I need to assert the response I sent via pm.sendRequest()

I have created a POST request to generate a token for myself. Next, I wrote the code for assertion using pm.test(), and it’s working. Following that, I sent another request via pm.sendRequest(). As a result of this request, I am receiving a response but not able to assert it.

I should be able to assert a response if I am receiving one.

Any and all help is appreciated!

Hi @navigation-speciali9

Can you show us what you have tried?
Screenshot maybe?

Hi @w4dd325, Due to some security concerns, I won’t be able to send screenshots. Below is the information I would like to share with you.

  • In order to create a token, I have created a POST request using the URL: https://exampletokensome.com/token.
  • There is one header with a cookie key and value
  • There are five fields in the body: grant_type, client_id, client_secret, refresh_token, and redirect_uri
  • Here is the code for the tests:
    pm.test(“Generate Token”, function () {
    var access_token = “abcd”;
    var options1 = {
    ‘method’: ‘GET’,
    ‘url’: ‘example.com’,
    ‘header’: {
    ‘Authorization’: access_token,
    ‘Cookie’: ‘abcd’
    pm.sendRequest(options1, function (error, response) {
    pm.test(“T001”, function () {
    //pm.sendRequest(options1, function (error, response) {
    // var res = response.json();
    // console.log(res);
    // });

Try to make the token as pre script and assertion as normal test.

  1. Use prescript and sent request.get the response and do whatever you need

  2. 2nd request you can make them as normal test and assert them

There are various ways to do this, but normally you would retrieve the token via the built-in authorisation options which includes OAuth2.

You can also use a pre-request script.

You could also retrieve the token via a normal request and then use the tests tab to set an environment or collection variable to use in the next request.

The point is that you aren’t usually testing the token aspect. You are testing the next request. Therefore, I would have this part as a normal request in Postman and the authentication should either be a pre-request, use the built- in authorisation or be a completely separate step.

I think the problem with your code is that when you use sendRequest, it’s not using the pm.response function, but a raw response.

Instead of this.


Use this.


On a side note, this is an example of using a pre-request script to retrieve a token.

pm.test("Check for collectionVariables", function () {
    let vars = ['clientId', 'clientSecret', 'tenantId', 'username', 'password', 'scope'];
    vars.forEach(function (item, index, array) {
        console.log(item, index);
        pm.expect(pm.collectionVariables.get(item), item + " variable not set").to.not.be.undefined;
        pm.expect(pm.collectionVariables.get(item), item + " variable not set").to.not.be.empty; 

    if (!pm.collectionVariables.get("bearerToken") || Date.now() > new Date(pm.collectionVariables.get("bearerTokenExpiresOn") * 1000)) {
            url: 'https://login.microsoftonline.com/' + pm.collectionVariables.get("tenantId") + '/oauth2/v2.0/token',
            method: 'POST',
            header: 'Content-Type: application/x-www-form-urlencoded',
            body: {
                mode: 'urlencoded',
                urlencoded: [
                    { key: "client_id", value: pm.collectionVariables.get("clientId"), disabled: false },
                    { key: "scope", value: pm.collectionVariables.get("scope"), disabled: false },
                    { key: "username", value: pm.collectionVariables.get("username"), disabled: false },
                    { key: "password", value: pm.collectionVariables.get("password"), disabled: false },                    
                    { key: "client_secret", value: pm.collectionVariables.get("clientSecret"), disabled: false },
                    { key: "grant_type", value: "password", disabled: false },
        }, function (err, res) {
            if (err) {
            } else {
                pm.test("Status code is 200", () => {
                let resJson = res.json();
                pm.collectionVariables.set("bearerTokenExpiresOn", resJson.expires_in);
                pm.collectionVariables.set("bearerToken", resJson.id_token);

On another side note.

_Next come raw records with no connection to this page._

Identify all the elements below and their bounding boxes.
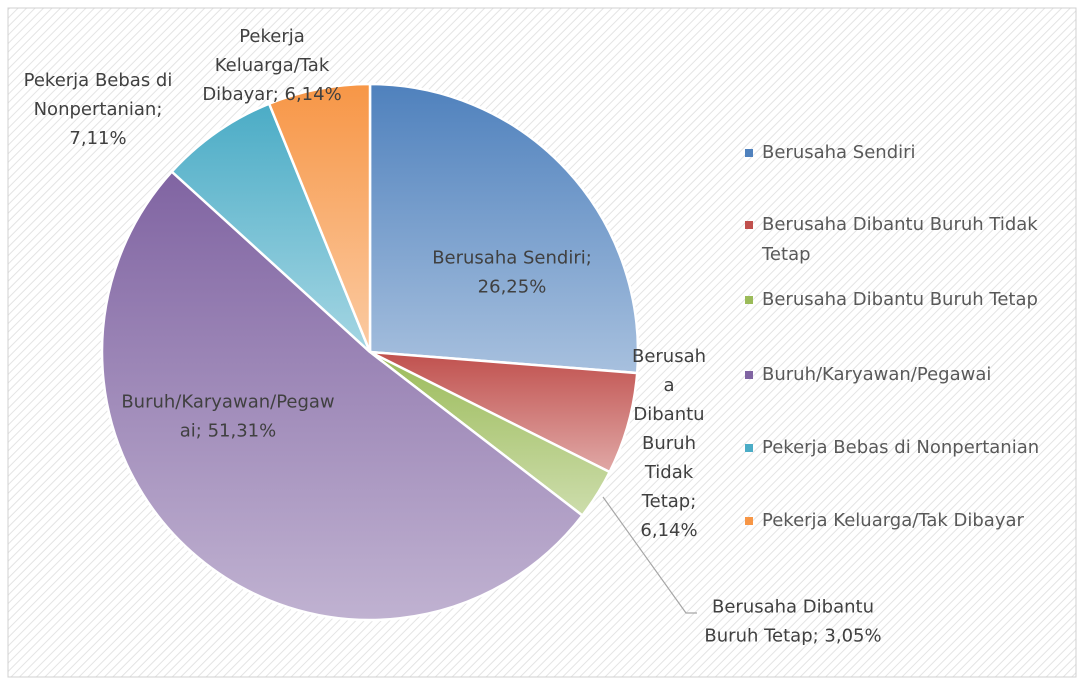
- text-line: 6,14%: [640, 520, 697, 541]
- data-label: Pekerja Keluarga/Tak Dibayar; 6,14%: [202, 26, 341, 105]
- text-line: Nonpertanian;: [34, 99, 163, 120]
- text-line: Berusaha Dibantu: [712, 597, 874, 618]
- text-line: 7,11%: [69, 128, 126, 149]
- legend-marker: [745, 371, 753, 379]
- pie-slice: [170, 102, 372, 353]
- text-line: Tidak: [644, 462, 694, 483]
- text-line: Tetap;: [641, 491, 697, 512]
- legend-label: Pekerja Bebas di Nonpertanian: [762, 437, 1039, 458]
- text-line: 26,25%: [478, 277, 547, 298]
- legend-marker: [745, 517, 753, 525]
- text-line: Buruh/Karyawan/Pegawai: [762, 364, 991, 385]
- text-line: Pekerja Bebas di Nonpertanian: [762, 437, 1039, 458]
- text-line: Berusaha Dibantu Buruh Tidak: [762, 214, 1038, 235]
- text-line: Buruh: [642, 433, 696, 454]
- legend-label: Berusaha Sendiri: [762, 142, 916, 163]
- text-line: Buruh Tetap; 3,05%: [704, 626, 881, 647]
- text-line: ai; 51,31%: [180, 421, 276, 442]
- text-line: Berusah: [632, 346, 706, 367]
- legend-label: Berusaha Dibantu Buruh Tetap: [762, 289, 1038, 310]
- data-label: Buruh/Karyawan/Pegaw ai; 51,31%: [121, 392, 334, 442]
- text-line: Dibantu: [633, 404, 704, 425]
- legend-marker: [745, 221, 753, 229]
- text-line: Berusaha Dibantu Buruh Tetap: [762, 289, 1038, 310]
- data-label: Berusah a Dibantu Buruh Tidak Tetap; 6,14%: [632, 346, 706, 541]
- text-line: Berusaha Sendiri;: [432, 248, 592, 269]
- text-line: Pekerja Keluarga/Tak Dibayar: [762, 510, 1025, 531]
- leader-line: [602, 496, 697, 614]
- legend-label: Pekerja Keluarga/Tak Dibayar: [762, 510, 1025, 531]
- pie-slice: [100, 169, 585, 622]
- text-line: Buruh/Karyawan/Pegaw: [121, 392, 334, 413]
- legend-marker: [745, 296, 753, 304]
- data-label: Berusaha Sendiri; 26,25%: [432, 248, 592, 298]
- data-label: Berusaha Dibantu Buruh Tetap; 3,05%: [704, 597, 881, 647]
- legend-marker: [745, 444, 753, 452]
- pie-slice: [368, 82, 640, 375]
- text-line: Berusaha Sendiri: [762, 142, 916, 163]
- text-line: Tetap: [761, 244, 811, 265]
- text-line: Dibayar; 6,14%: [202, 84, 341, 105]
- data-label: Pekerja Bebas di Nonpertanian; 7,11%: [24, 70, 173, 149]
- text-line: Pekerja: [239, 26, 305, 47]
- legend-marker: [745, 149, 753, 157]
- text-line: Pekerja Bebas di: [24, 70, 173, 91]
- legend: Berusaha Sendiri Berusaha Dibantu Buruh T…: [745, 142, 1039, 531]
- text-line: Keluarga/Tak: [215, 55, 330, 76]
- legend-label: Berusaha Dibantu Buruh Tidak Tetap: [761, 214, 1038, 265]
- pie-slice: [267, 82, 372, 353]
- legend-label: Buruh/Karyawan/Pegawai: [762, 364, 991, 385]
- text-line: a: [663, 375, 674, 396]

Those secrets really ought to be environment variables.

I say environment as you can then set the variables as secret so they are only available locally to you.

They don’t get uploaded to the Postman cloud and won’t be included if you export the collection to load into a code repository to use in a continuous integration tool.

You then need to send those variables as part of the pipeline or command line.